II. Stationen des IN-Verfahrens • Krise • Antragstellung • Vorläufiges Insolvenzverfahren • schwacher Verwalter • starker Verwalter • Nach ca. 3 Monaten Eröffnung des Hauptverfahrens • Gläubigerversammlung (u.a. Wahl des Gläubiger- ausschusses; Abwahl des IV) und Prüfungstermin • Schlusstermin / Quotenauszahlungen
III. Sicherstellung der Lieferung • Zentrales Problem ist das Wahlrecht des IVs nach § 103 InsO, nämlich ob • die Durchführung des Vertrages oder • die Vermeidung der Vertragspflicht und Zahlung von Schadensersatz (entspr. der Insolvenzquote) für die Insolvenzmasse günstiger ist. • Anzahlungen erhöhen damit das Erfüllungsrisiko des Bestellers, aber auch das Insolvenzrisiko des Lieferanten.
Bsp.: „Worst Case“ ist ein Großprojekt mit Fertigungstermin, bei dem der Lieferant einer Schlüsselkomponente insolvent wird und die Komponente noch nicht produziert ist. • Sog. „Starksagung“ des GFs für Lieferung im Vorfeld der Insolvenz meist rechtlich nicht erheblich. • Schadensersatzforderungen oder Vertragsstrafenvereinbarung mit Lieferanten sind nach Ablehnung der Erfüllung nur Insolvenzforderungen. • Wichtigster und einziger Ansprechpartner für die Sicherstellung der Lieferung ist der vorläufige Insolvenzverwalter. Wenn dieser Einhaltung der Lieferung bestätigt, wird zumindest eine Masseverbindlich-keit begründet.
Eine Masseverbindlichkeit wird vorrangig befriedigt. Problematisch sind Fälle, in denen es nicht zur Eröffnung oder Masseunzulänglichkeit kommt und die Lieferung letztlich nicht erfolgt. Es ist hier zu differenzieren: • vorläufigen starken IV: persönliche Haftung • vorläufigen schwachen IV mit Gestattung durch Insolvenzgericht im Einzelfall eine Masseverbindlichkeit zu begründen oder IV garantiert für Erfüllung aus späterer Masse: persönliche Haftung. • GF mit Zustimmung des vorläufigen schwachen IV unter Zustimmungsvorbehalt: umstritten, ob persönliche Haftung. • Anders generell, wenn nicht vorhersehbar; IV hat Möglichkeit der Exkulpation.
IV. Lösungsmöglichkeiten vom Vertrag • Das Wahlrecht nach § 103 InsO übt der IV aus. In der vorläufigen Insolvenz besteht bei langfristigem Liefertermin oft eine drei Monate Ungewissheit. • Der Insolvenzantrag an sich ist kein gesetzlicher Kündigungsgrund. • Oftmals wird die Antragstellung oder IN-Eröffnung jedoch als Kündigungsgrund vertraglich aufgenommen.

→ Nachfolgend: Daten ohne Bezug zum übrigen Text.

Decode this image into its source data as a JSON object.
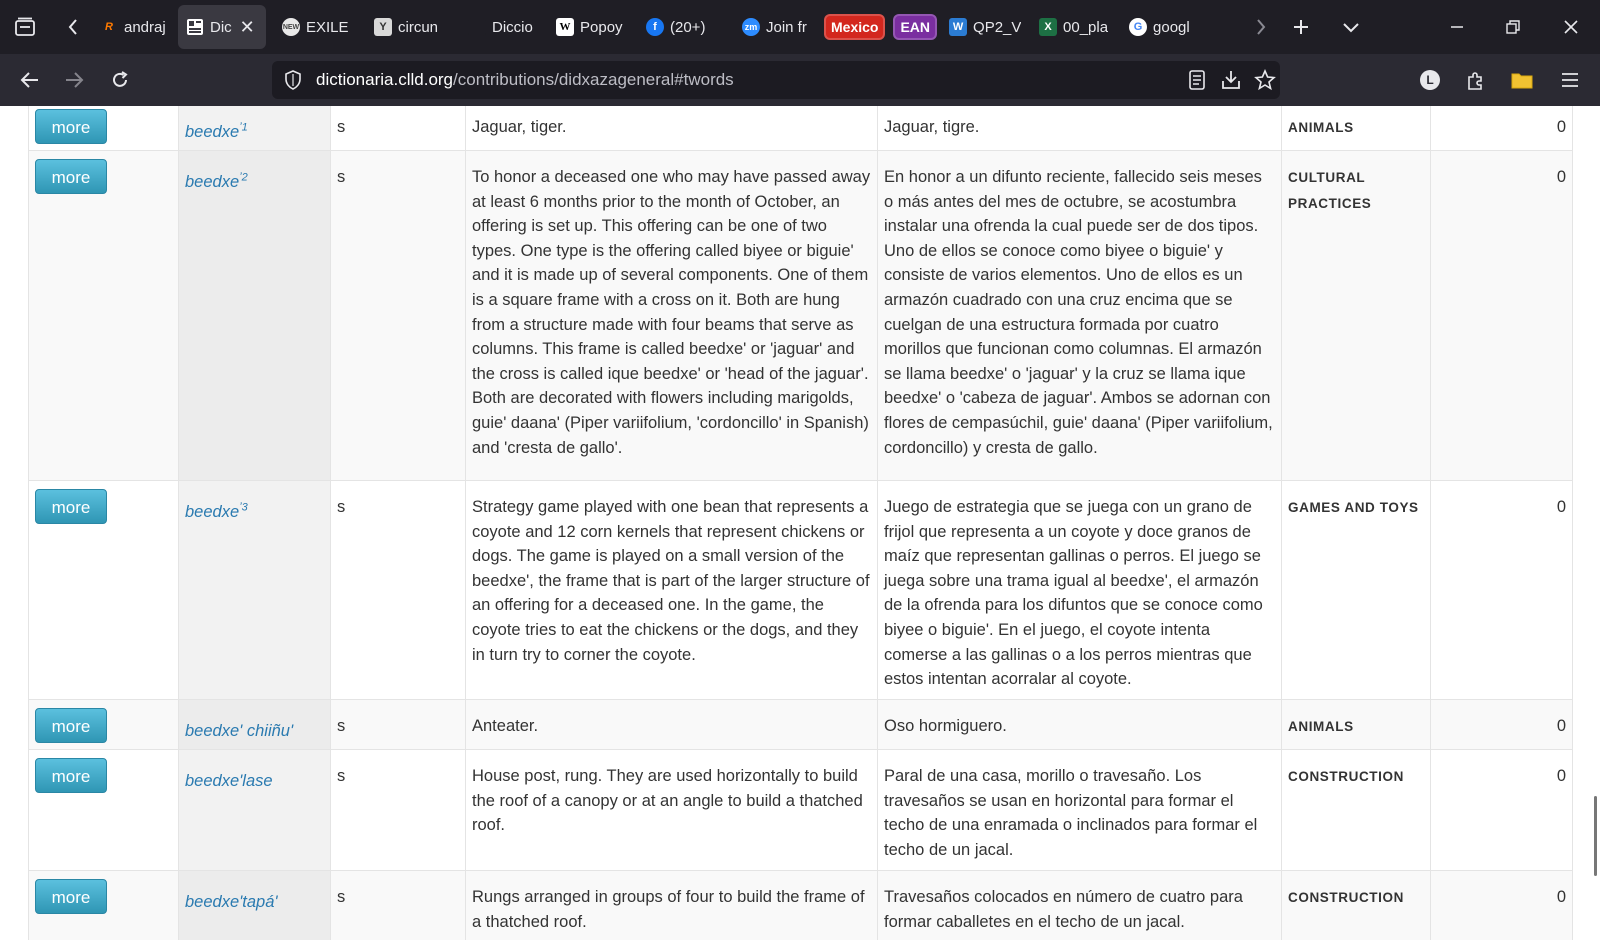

Im Schrifttum ist die Wirksamkeit solcher insolvenzabhängiger Lösungsklauseln stark umstritten und vom BGH ist dies bisher nicht abschließend geklärt. • Argumentiert wird dahingehend, die Kündigung würde dem Wahlrecht des IVs entgegenstehen. Daher wird diese gemäß § 119 InsO für unwirksam gehalten. • Insolvenzunabhängige Lösungsklauseln sind jedoch nach allgemeiner Auffassung wirksam. • z.B.: außerordentliches Kündigungsrecht aus wichtigem Grund
Kündigung jedoch auch im vorläufigen Verfahren wegen sonstiger Vertragsverletzungen möglich. • Verhindert werden kann durch Kündigung allerdings nur ein zukünftiger Schaden bei Nichtlieferung. • Unberechtigte Kündigung des Bestellers löst dagegen u. U. Schadensersatzforderung der Insolvenzmasse aus.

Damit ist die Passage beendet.